How important are these vehicles for their respective brands?
The answer in Ford’s case is simple: the F-150 is everything. If Ford is always and doing okay (excluding the pandemic) is because of the F-150. So profitable is the F-Series that, if they had to cut back and keep only one model in their entire line-up, it would be the F-150 and the company would probably be better off financially. In a world where there is no F-150 at Ford, only all the other models, the is no Ford. And it’s been this way for a long time.
At GM, like RAM and Ford, trucks are a matter of pride, and are driving by passion. We’re quite certain that GM expected to do far better in the new trucks’ first full year of sales in 2019 than they did. Like Ford, their trucks are also extremely profitable and represent an enormous portion of their revenue.
In Canada, in 2019, just over two out of every five (42%) GM vehicle sold was either a GMC Sierra or a Chevrolet Silverado. At Ford, in the same area and timeframe, the ratio is a solid 2.5 out 5 (50.4%) vehicles sold were an F-Series truck.

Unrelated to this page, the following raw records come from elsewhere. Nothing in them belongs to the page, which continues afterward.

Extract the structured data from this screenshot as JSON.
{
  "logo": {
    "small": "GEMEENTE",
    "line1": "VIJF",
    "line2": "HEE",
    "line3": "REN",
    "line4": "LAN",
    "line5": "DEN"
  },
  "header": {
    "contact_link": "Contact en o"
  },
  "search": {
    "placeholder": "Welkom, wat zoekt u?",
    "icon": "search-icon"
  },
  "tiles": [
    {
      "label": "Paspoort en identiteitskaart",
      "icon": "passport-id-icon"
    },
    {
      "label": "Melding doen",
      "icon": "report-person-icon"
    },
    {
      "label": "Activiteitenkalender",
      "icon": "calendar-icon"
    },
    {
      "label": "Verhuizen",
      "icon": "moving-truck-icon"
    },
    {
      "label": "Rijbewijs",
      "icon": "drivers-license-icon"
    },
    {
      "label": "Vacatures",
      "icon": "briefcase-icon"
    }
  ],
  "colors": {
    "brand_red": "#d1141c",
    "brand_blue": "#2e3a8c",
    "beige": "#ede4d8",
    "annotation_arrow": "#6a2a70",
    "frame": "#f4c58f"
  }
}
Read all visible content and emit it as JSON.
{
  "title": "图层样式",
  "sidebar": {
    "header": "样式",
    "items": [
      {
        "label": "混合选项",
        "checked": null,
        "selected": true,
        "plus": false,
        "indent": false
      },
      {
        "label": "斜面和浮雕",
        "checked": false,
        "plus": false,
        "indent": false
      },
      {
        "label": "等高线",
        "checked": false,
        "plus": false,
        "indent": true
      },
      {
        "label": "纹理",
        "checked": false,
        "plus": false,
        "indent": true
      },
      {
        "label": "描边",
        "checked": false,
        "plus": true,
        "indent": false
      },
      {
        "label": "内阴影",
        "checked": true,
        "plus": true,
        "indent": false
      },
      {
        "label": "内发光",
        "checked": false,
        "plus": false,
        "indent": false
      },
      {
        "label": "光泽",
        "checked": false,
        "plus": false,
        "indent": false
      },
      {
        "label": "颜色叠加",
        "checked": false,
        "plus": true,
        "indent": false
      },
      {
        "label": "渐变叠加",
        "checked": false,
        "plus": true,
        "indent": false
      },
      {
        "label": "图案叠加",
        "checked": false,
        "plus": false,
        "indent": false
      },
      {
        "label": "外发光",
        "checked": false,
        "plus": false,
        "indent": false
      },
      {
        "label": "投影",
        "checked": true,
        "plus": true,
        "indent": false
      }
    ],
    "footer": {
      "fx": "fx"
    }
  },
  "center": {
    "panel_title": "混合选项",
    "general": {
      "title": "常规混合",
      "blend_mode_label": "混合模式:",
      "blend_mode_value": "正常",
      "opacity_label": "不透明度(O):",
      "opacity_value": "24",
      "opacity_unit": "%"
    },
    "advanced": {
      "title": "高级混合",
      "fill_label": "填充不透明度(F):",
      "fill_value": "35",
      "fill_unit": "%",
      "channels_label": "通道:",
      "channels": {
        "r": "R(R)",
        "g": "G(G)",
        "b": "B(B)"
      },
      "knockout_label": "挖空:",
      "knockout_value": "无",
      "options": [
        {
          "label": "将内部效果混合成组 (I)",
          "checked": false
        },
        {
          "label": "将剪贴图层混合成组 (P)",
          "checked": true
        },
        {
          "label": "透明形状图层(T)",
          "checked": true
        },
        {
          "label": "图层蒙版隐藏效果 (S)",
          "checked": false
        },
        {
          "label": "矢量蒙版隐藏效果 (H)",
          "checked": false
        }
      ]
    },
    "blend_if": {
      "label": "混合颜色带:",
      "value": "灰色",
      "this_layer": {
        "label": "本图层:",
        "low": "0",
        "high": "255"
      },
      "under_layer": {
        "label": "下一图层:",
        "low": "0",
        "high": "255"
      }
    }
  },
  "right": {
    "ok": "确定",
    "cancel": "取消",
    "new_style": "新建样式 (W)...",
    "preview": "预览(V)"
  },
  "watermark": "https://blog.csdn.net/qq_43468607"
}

Our Thoughts On The 2021 Ford F-150 And 2020 Chevrolet Silverado
There is no beating the Ford F-150, period. Even if the 2021 trucks inherit the Tahoe’s lovely and modern interior, it will never dethrone the Ford. Even if the new 2021 F-150 is a mess, which it won’t be, Ford’s momentum is impossible to derail.
The best hope for the Silverado, with a new interior and perhaps some exterior revisions, is to recapture its #2 spot from the RAM 1500. The GM trucks are still incredibly competent and good to drive but it’s not quite enough.
Despite the 2021 Ford F-150’s promising performance and levels of kit and technology, we still have a really big soft spot for the RAM 1500.